The theory goes that a poem, which is Greek for “a made thing” and poetry, which is a set of techniques to put emotions into words, plumbs the unsaid, that feeling deep down inside, so far within that we know not why our hearts are heavy.richard blanco cuban american poet

So it was with Friday’s (August 14) re-opening of the US embassy in Havana, Cuba. As this blog, by the anonymous US State Department watcher ‘Diplopundit’ recounted, the great task – of transmitting emotion – fell to the Maine poet Richard Blanco. He belongs to a Cuban exile family and so could be expected to feel the many contradictory things that categorise the community’s view of Cuba – lump in the throat; lump of rage.

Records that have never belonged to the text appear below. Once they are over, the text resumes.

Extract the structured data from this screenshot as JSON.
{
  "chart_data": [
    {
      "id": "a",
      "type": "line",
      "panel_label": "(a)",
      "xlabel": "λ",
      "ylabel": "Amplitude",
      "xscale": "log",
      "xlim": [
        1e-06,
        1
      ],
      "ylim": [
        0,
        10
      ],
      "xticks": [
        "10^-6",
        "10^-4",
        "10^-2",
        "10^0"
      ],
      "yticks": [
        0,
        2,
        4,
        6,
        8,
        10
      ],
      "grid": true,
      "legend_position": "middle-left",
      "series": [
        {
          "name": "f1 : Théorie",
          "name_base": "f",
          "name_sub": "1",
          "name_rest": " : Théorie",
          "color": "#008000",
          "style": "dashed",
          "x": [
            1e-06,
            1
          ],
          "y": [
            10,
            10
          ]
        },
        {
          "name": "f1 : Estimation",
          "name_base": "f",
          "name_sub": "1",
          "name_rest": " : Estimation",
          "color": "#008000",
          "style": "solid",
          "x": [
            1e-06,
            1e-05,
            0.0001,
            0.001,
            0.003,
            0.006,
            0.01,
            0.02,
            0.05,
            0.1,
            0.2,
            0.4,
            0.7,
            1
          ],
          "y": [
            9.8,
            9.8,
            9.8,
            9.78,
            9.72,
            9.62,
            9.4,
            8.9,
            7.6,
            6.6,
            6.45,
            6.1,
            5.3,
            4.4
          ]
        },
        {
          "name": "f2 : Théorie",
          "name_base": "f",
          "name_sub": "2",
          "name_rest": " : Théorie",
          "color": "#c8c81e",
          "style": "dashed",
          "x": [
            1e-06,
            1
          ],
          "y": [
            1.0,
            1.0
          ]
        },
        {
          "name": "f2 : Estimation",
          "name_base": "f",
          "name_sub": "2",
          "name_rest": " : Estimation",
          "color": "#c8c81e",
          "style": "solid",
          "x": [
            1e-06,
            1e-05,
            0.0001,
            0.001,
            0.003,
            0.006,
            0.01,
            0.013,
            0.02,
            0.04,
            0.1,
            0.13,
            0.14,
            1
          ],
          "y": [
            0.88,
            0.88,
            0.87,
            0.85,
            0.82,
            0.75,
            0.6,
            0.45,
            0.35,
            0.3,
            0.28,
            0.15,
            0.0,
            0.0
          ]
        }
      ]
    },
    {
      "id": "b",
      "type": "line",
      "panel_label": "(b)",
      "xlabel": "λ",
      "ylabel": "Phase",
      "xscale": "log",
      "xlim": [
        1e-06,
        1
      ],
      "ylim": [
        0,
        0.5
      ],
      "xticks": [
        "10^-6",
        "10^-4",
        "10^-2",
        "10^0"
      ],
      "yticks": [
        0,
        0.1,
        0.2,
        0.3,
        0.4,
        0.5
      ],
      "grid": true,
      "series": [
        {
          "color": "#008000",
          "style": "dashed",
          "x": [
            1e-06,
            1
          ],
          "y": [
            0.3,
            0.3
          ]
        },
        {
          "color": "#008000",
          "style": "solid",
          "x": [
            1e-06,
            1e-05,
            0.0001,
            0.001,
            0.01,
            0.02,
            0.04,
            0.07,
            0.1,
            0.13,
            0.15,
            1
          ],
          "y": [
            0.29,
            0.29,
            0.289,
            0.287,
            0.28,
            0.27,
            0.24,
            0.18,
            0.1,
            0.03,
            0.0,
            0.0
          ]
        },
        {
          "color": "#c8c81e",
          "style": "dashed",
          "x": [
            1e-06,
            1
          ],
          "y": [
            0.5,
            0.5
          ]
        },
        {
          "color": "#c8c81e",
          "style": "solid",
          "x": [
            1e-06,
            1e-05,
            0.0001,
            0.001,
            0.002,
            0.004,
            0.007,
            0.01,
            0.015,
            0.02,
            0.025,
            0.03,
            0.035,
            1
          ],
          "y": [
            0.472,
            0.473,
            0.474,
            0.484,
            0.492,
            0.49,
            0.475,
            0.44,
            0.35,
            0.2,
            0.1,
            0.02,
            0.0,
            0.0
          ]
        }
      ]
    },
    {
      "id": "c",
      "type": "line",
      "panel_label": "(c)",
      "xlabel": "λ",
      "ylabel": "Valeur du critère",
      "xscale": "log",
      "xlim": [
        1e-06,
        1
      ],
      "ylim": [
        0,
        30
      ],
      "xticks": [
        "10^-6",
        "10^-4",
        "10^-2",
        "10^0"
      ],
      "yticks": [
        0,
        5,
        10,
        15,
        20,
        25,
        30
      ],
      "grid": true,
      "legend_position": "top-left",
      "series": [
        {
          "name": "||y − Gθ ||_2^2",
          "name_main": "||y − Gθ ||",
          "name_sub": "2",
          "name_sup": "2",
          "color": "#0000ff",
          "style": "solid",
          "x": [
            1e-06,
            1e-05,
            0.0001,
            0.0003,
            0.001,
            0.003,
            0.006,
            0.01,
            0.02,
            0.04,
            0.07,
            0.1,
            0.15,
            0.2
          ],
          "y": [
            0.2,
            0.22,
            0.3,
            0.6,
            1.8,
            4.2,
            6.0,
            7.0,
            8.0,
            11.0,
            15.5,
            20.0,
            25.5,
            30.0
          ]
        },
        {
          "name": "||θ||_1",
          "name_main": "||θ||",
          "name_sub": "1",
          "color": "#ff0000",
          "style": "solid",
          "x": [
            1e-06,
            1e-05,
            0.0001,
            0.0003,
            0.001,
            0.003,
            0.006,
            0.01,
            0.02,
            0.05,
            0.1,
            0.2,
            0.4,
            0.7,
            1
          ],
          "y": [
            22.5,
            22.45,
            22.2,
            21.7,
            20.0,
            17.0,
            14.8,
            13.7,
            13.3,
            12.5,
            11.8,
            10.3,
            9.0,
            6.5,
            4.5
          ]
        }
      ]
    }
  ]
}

As Mr Blanco told NPR before he left Miami for Havana, “In some ways, this was one of the easiest and one of the hardest. And part of it, I think there’s a lot of – more political complexities involved, and it’s a lot closer to me. But the inspiration that first came to me was this idea of those 90 miles that everyone always sort of talks about that’s almost at this point cliche – you know, the 90 miles between these two countries that might as well be 9,000 miles. So I started thinking about that and how to make that something not about separation, but about unification.   And so it’s the sea that separates us, but it’s also the sea that unites us.”

The first line of the poem, ‘Matters Of The Sea’ or ‘Cosas Del Mar’, goes as follows:

“The sea doesn’t matter. What matters is this – that we all belong to the sea between us.”